Abstract

Recent decades have seen tremendous progress in quantitative understanding of phonon transport, which is critical for the thermal management of various functional devices and the proper optimization of thermoelectric materials. In this work, using a first-principles based calculation combined with the non-equilibrium Green’s function and a phonon Boltzmann transport equation, we provide a systematic study of the phonon stability and phonon transport of a monolayer boron sheet with a honeycomb, graphene-like structure (graphene-like borophene) in both ballistic and diffusive regimes. For free-standing graphene-like borophene, phonon instabilities occur near the centre of the Brillouin zone, implying elastic instability.
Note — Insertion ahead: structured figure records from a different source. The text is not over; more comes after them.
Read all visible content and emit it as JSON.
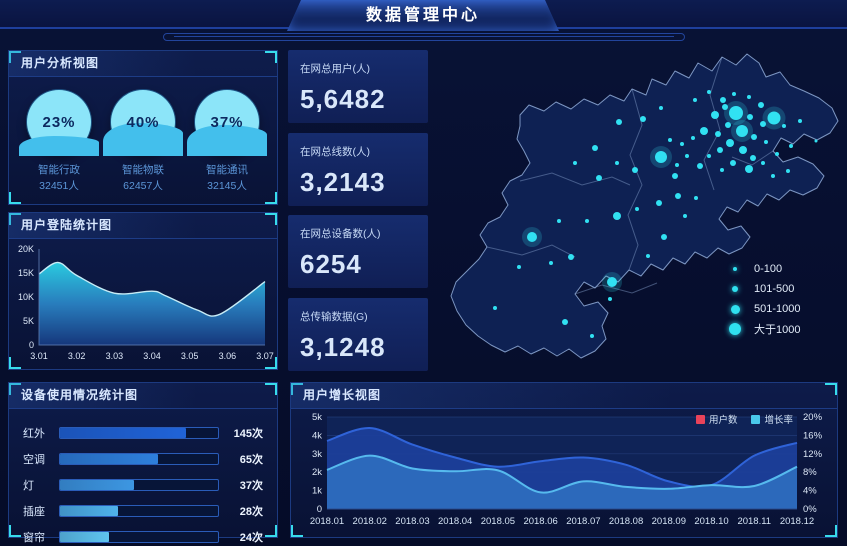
{
  "header": {
    "title": "数据管理中心"
  },
  "panels": {
    "user_analysis": {
      "title": "用户分析视图",
      "items": [
        {
          "percent": "23%",
          "label": "智能行政",
          "count": "32451人",
          "fill_pct": 32
        },
        {
          "percent": "40%",
          "label": "智能物联",
          "count": "62457人",
          "fill_pct": 52
        },
        {
          "percent": "37%",
          "label": "智能通讯",
          "count": "32145人",
          "fill_pct": 49
        }
      ]
    },
    "login_stats": {
      "title": "用户登陆统计图"
    },
    "device_usage": {
      "title": "设备使用情况统计图",
      "bar_colors": [
        "#2063d8",
        "#2e7fdc",
        "#3d97e2",
        "#4fb2ea",
        "#5fc5f0"
      ]
    },
    "user_growth": {
      "title": "用户增长视图",
      "legend": [
        {
          "label": "用户数",
          "color": "#e8435a"
        },
        {
          "label": "增长率",
          "color": "#4ac8ea"
        }
      ]
    }
  },
  "stats": [
    {
      "label": "在网总用户(人)",
      "value": "5,6482"
    },
    {
      "label": "在网总线数(人)",
      "value": "3,2143"
    },
    {
      "label": "在网总设备数(人)",
      "value": "6254"
    },
    {
      "label": "总传输数据(G)",
      "value": "3,1248"
    }
  ],
  "map": {
    "dot_color": "#31e1f2",
    "legend": [
      {
        "label": "0-100",
        "size": 4
      },
      {
        "label": "101-500",
        "size": 6
      },
      {
        "label": "501-1000",
        "size": 9
      },
      {
        "label": "大于1000",
        "size": 12
      }
    ],
    "dots": [
      [
        304,
        68,
        7
      ],
      [
        342,
        73,
        6.5
      ],
      [
        310,
        86,
        6
      ],
      [
        229,
        112,
        6
      ],
      [
        100,
        192,
        5
      ],
      [
        180,
        237,
        5
      ],
      [
        263,
        55,
        2
      ],
      [
        277,
        47,
        2
      ],
      [
        291,
        55,
        3
      ],
      [
        302,
        49,
        2
      ],
      [
        317,
        52,
        2
      ],
      [
        329,
        60,
        3
      ],
      [
        293,
        62,
        3
      ],
      [
        283,
        70,
        4
      ],
      [
        318,
        72,
        3
      ],
      [
        331,
        79,
        3
      ],
      [
        352,
        81,
        2
      ],
      [
        296,
        80,
        3
      ],
      [
        286,
        89,
        3
      ],
      [
        272,
        86,
        4
      ],
      [
        261,
        93,
        2
      ],
      [
        322,
        92,
        3
      ],
      [
        334,
        97,
        2
      ],
      [
        298,
        98,
        4
      ],
      [
        288,
        105,
        3
      ],
      [
        277,
        111,
        2
      ],
      [
        311,
        105,
        4
      ],
      [
        321,
        113,
        3
      ],
      [
        301,
        118,
        3
      ],
      [
        290,
        125,
        2
      ],
      [
        317,
        124,
        4
      ],
      [
        331,
        118,
        2
      ],
      [
        345,
        109,
        2
      ],
      [
        268,
        121,
        3
      ],
      [
        255,
        111,
        2
      ],
      [
        250,
        99,
        2
      ],
      [
        368,
        76,
        2
      ],
      [
        384,
        96,
        1.5
      ],
      [
        359,
        101,
        2
      ],
      [
        356,
        126,
        2
      ],
      [
        341,
        131,
        2
      ],
      [
        238,
        95,
        2
      ],
      [
        245,
        120,
        2
      ],
      [
        187,
        77,
        3
      ],
      [
        211,
        74,
        3
      ],
      [
        229,
        63,
        2
      ],
      [
        163,
        103,
        3
      ],
      [
        143,
        118,
        2
      ],
      [
        167,
        133,
        3
      ],
      [
        185,
        118,
        2
      ],
      [
        203,
        125,
        3
      ],
      [
        243,
        131,
        3
      ],
      [
        246,
        151,
        3
      ],
      [
        227,
        158,
        3
      ],
      [
        264,
        153,
        2
      ],
      [
        185,
        171,
        4
      ],
      [
        155,
        176,
        2
      ],
      [
        127,
        176,
        2
      ],
      [
        139,
        212,
        3
      ],
      [
        119,
        218,
        2
      ],
      [
        87,
        222,
        2
      ],
      [
        178,
        254,
        2
      ],
      [
        63,
        263,
        2
      ],
      [
        133,
        277,
        3
      ],
      [
        232,
        192,
        3
      ],
      [
        205,
        164,
        2
      ],
      [
        216,
        211,
        2
      ],
      [
        253,
        171,
        2
      ],
      [
        160,
        291,
        2
      ]
    ]
  },
  "chart_data": [
    {
      "id": "login",
      "type": "area",
      "title": "用户登陆统计图",
      "x": [
        "3.01",
        "3.02",
        "3.03",
        "3.04",
        "3.05",
        "3.06",
        "3.07"
      ],
      "xlim": [
        3.01,
        3.07
      ],
      "points": [
        {
          "x": 3.01,
          "y": 14800
        },
        {
          "x": 3.015,
          "y": 17200
        },
        {
          "x": 3.02,
          "y": 14500
        },
        {
          "x": 3.03,
          "y": 10800
        },
        {
          "x": 3.04,
          "y": 11200
        },
        {
          "x": 3.0435,
          "y": 10300
        },
        {
          "x": 3.052,
          "y": 7300
        },
        {
          "x": 3.058,
          "y": 6400
        },
        {
          "x": 3.07,
          "y": 13200
        }
      ],
      "ylim": [
        0,
        20000
      ],
      "yticks": [
        "0",
        "5K",
        "10K",
        "15K",
        "20K"
      ],
      "grid": false
    },
    {
      "id": "device",
      "type": "bar",
      "title": "设备使用情况统计图",
      "categories": [
        "红外",
        "空调",
        "灯",
        "插座",
        "窗帘"
      ],
      "values": [
        145,
        65,
        37,
        28,
        24
      ],
      "value_labels": [
        "145次",
        "65次",
        "37次",
        "28次",
        "24次"
      ],
      "fill_pct": [
        80,
        62,
        47,
        37,
        31
      ]
    },
    {
      "id": "growth",
      "type": "area",
      "title": "用户增长视图",
      "categories": [
        "2018.01",
        "2018.02",
        "2018.03",
        "2018.04",
        "2018.05",
        "2018.06",
        "2018.07",
        "2018.08",
        "2018.09",
        "2018.10",
        "2018.11",
        "2018.12"
      ],
      "series": [
        {
          "name": "用户数",
          "axis": "left",
          "values": [
            3700,
            4400,
            3500,
            2800,
            2300,
            2600,
            2800,
            2400,
            1500,
            1300,
            2900,
            3600
          ],
          "line_color": "#2f63d8",
          "fill_color": "#1c3f9a"
        },
        {
          "name": "增长率",
          "axis": "right",
          "values": [
            8.5,
            11.6,
            8.8,
            8.2,
            8.4,
            3.6,
            6.0,
            4.8,
            4.4,
            5.2,
            5.0,
            9.2
          ],
          "line_color": "#56baee",
          "fill_color": "#2d6cbd"
        }
      ],
      "ylim_left": [
        0,
        5000
      ],
      "yticks_left": [
        "0",
        "1k",
        "2k",
        "3k",
        "4k",
        "5k"
      ],
      "ylim_right": [
        0,
        20
      ],
      "yticks_right": [
        "0%",
        "4%",
        "8%",
        "12%",
        "16%",
        "20%"
      ],
      "grid": true,
      "legend_position": "top-right"
    },
    {
      "id": "gauges",
      "type": "liquid-gauge",
      "categories": [
        "智能行政",
        "智能物联",
        "智能通讯"
      ],
      "values": [
        23,
        40,
        37
      ],
      "counts": [
        32451,
        62457,
        32145
      ]
    }
  ]
}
Investigation of the electronic structures shows that the phonon instability is due to the deficiency of electrons. Our first-principles results show that with net charge doping and in-plane tensile strain, graphene-like borophene becomes thermodynamically stable in ideal planar nature, because the bonding characteristic is modified. At room temperature, the ballistic thermal conductance of graphene-like borophene (7.14 nWK−1 nm−2) is higher than that of graphene (4.1 nWK−1 nm−2), due to high phonon transmission. However, its diffusive thermal conductivity is two orders of magnitude lower than graphene, because the phonon relaxation time is dramatically reduced compared with its carbon counterpart. Although the phonon group velocity and phonon anharmonicity are comparable with those of graphene, the suppressed phonon space results in dramatically strong phonon–phonon scattering. These thermal transport characteristics in both ballistic and diffusive regimes are of fundamental and technological relevance and provide guidance for applications of boron-based nanomaterials in which thermal conduction is the major concern.